I asked this a few years ago and it may be helpful.
posted by monkeymadness at 5:31 AM on November 20, 2011


In addition to PercussivePaul's excellent advice, another thing you might do, if you're interested in responsible computing, is to buy user-serviceable secondhand hardware, then keep it running as long as possible (Linux and other free OSs can help with this).

Many people get rid of computers when they could be repaired or upgraded--if you already have a computer, even a nonfunctional one, this might be another option.
posted by box at 6:43 AM on November 20, 2011 [1 favorite]

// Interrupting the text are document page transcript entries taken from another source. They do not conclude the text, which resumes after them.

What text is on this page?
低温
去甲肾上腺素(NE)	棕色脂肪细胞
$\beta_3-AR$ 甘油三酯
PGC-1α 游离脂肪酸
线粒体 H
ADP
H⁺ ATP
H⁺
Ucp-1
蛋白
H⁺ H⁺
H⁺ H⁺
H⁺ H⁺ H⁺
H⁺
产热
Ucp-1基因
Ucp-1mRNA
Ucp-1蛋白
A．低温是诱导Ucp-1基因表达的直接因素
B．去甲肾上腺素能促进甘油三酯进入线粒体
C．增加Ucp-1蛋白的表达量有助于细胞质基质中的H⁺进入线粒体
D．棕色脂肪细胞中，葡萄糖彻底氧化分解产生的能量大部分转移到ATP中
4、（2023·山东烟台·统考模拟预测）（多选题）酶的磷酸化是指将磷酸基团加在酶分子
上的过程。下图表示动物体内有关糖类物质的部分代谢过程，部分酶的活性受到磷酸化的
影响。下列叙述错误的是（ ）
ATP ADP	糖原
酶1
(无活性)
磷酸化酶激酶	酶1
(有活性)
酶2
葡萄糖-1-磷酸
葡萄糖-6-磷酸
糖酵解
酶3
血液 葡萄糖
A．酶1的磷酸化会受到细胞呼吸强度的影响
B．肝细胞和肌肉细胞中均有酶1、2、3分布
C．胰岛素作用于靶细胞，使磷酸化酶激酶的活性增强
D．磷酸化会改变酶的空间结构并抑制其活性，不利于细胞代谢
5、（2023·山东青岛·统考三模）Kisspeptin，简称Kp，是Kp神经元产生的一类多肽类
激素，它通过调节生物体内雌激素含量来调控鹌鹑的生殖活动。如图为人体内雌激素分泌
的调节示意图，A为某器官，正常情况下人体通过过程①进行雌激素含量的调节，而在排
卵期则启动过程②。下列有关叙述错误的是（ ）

Definitely buy computers that you can keep longer. That will cut down the impact more than anything. Honestly, the only company that could probably build an ethical computer would be Apple, since they order so many of the same part.
posted by wnissen at 11:46 AM on November 20, 2011


While not wanting to diss you concerns, I'm going to link to a comment I made in Meta a while ago.
posted by Pinback at 11:48 AM on November 20, 2011


Actually, I tend to agree with Pinback, and while I didn't have that data handy I'm not surprised to hear it. I mentally replaced "coltan mining" with "social justice concerns" when responding, because it is important to think about social justice and the question's heart is in the right place. But coltan mining is bizarrely over-prominent in the discourse about social justice in electronics. Probably every material input including other metals like gold or copper has equally terrible horror stories attachable to it, and these are used in appreciable amounts while tantalum usage is trace, at best.
posted by PercussivePaul at 12:38 PM on November 20, 2011


I'm with Pinback and PercussivePaul. Aside from it being massively impractical to try to find the source of individual metals in components, it's missing the bigger picture: any piece of anything came from somewhere. Whether it was pumped out the ground, quarried or mined, any new computer has a plethora of bits from all over the world inside, contributing to environmental and/or social decay in various places (and the first world isn't exactly exempt from this). REEs from China, Lithium from Bolivia or Chile, Tantalum (most likely from AUS, Brazil or Canada, not the DRC), etc. etc. etc.

The best advice is to invest in a few high-quality items that will last a long time, or depending on your needs, buy second-hand. And recycle.